- Church: Catholic Church
- In office: 16 November 1977 – 23 June 1983
- Predecessor: Ippolito Rotoli
- Successor: William Aquin Carew
- Other post: Titular Archbishop of Numida (1973-1983)
- Previous post: Apostolic Delegate to Mexico (1973-1977)

Orders
- Ordination: 21 July 1940
- Consecration: 29 June 1973 by Pope Paul VI

Personal details
- Born: 8 April 1918 San Felice sul Panaro, Province of Modena, Kingdom of Italy
- Died: 23 June 1983 (aged 65)

= Mario Pio Gaspari =

Italian Roman Catholic priest

Mario Pio Gaspari (8 April 1918 – 23 June 1983) was an Italian prelate of the Catholic Church who worked in the diplomatic service of the Holy See.

==Biography==
Mario Pio Gaspari was born on 8 April 1918 in San Felice sul Panaro, Province of Modena.

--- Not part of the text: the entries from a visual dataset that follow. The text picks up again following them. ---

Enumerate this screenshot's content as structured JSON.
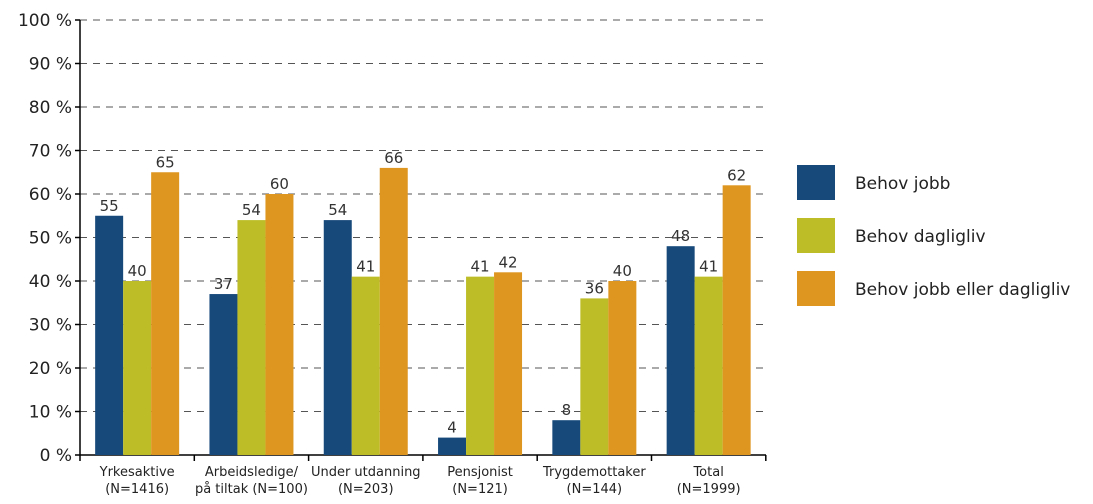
{
  "chart_data": {
    "type": "bar",
    "categories": [
      [
        "Yrkesaktive",
        "(N=1416)"
      ],
      [
        "Arbeidsledige/",
        "på tiltak (N=100)"
      ],
      [
        "Under utdanning",
        "(N=203)"
      ],
      [
        "Pensjonist",
        "(N=121)"
      ],
      [
        "Trygdemottaker",
        "(N=144)"
      ],
      [
        "Total",
        "(N=1999)"
      ]
    ],
    "series": [
      {
        "name": "Behov  jobb",
        "color": "#17497b",
        "values": [
          55,
          37,
          54,
          4,
          8,
          48
        ]
      },
      {
        "name": "Behov  dagligliv",
        "color": "#bcbd27",
        "values": [
          40,
          54,
          41,
          41,
          36,
          41
        ]
      },
      {
        "name": "Behov jobb eller dagligliv",
        "color": "#de9620",
        "values": [
          65,
          60,
          66,
          42,
          40,
          62
        ]
      }
    ],
    "ylim": [
      0,
      100
    ],
    "yticks": [
      0,
      10,
      20,
      30,
      40,
      50,
      60,
      70,
      80,
      90,
      100
    ],
    "ytick_suffix": " %",
    "grid": "dashed horizontal",
    "legend": "right",
    "title": "",
    "xlabel": "",
    "ylabel": ""
  }
}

He was ordained a priest on 21 July 1940.

He entered the diplomatic service of the Holy See and devoted himself largely to Latin American affaires, serving in the nunciatures in Venezuela and Brazil. On 5 August 1967, Pope Paul named him to succeed Agostino Casaroli as Undersecretary of the Council for the Public Affairs of the Church (later merged into the Secretariat of State of the Holy See.

On 22 September 1972, the Italian government honor Grande Ufficiale Ordine al Merito della Repubblica Italiana

On 6 June 1973, Pope Paul VI appointed him Titular Archbishop of Numida and Apostolic Legate to Mexico. On 29 June 1973, he received his episcopal consecration from Pope Paul.

On 16 November 1977, Pope Paul named him Apostolic Pro-Nuncio to Japan. Pope John Paul II visited Japan in 1981 while Gaspari was nuncio there.

He died of heart failure on 23 June 1983 at the age of 65 and Japan's bishops celebrated a funeral Mass on 30 June. Casaroli, now a cardinal, spoke at his funeral in St. Peter's Basilica on 7 July 1983.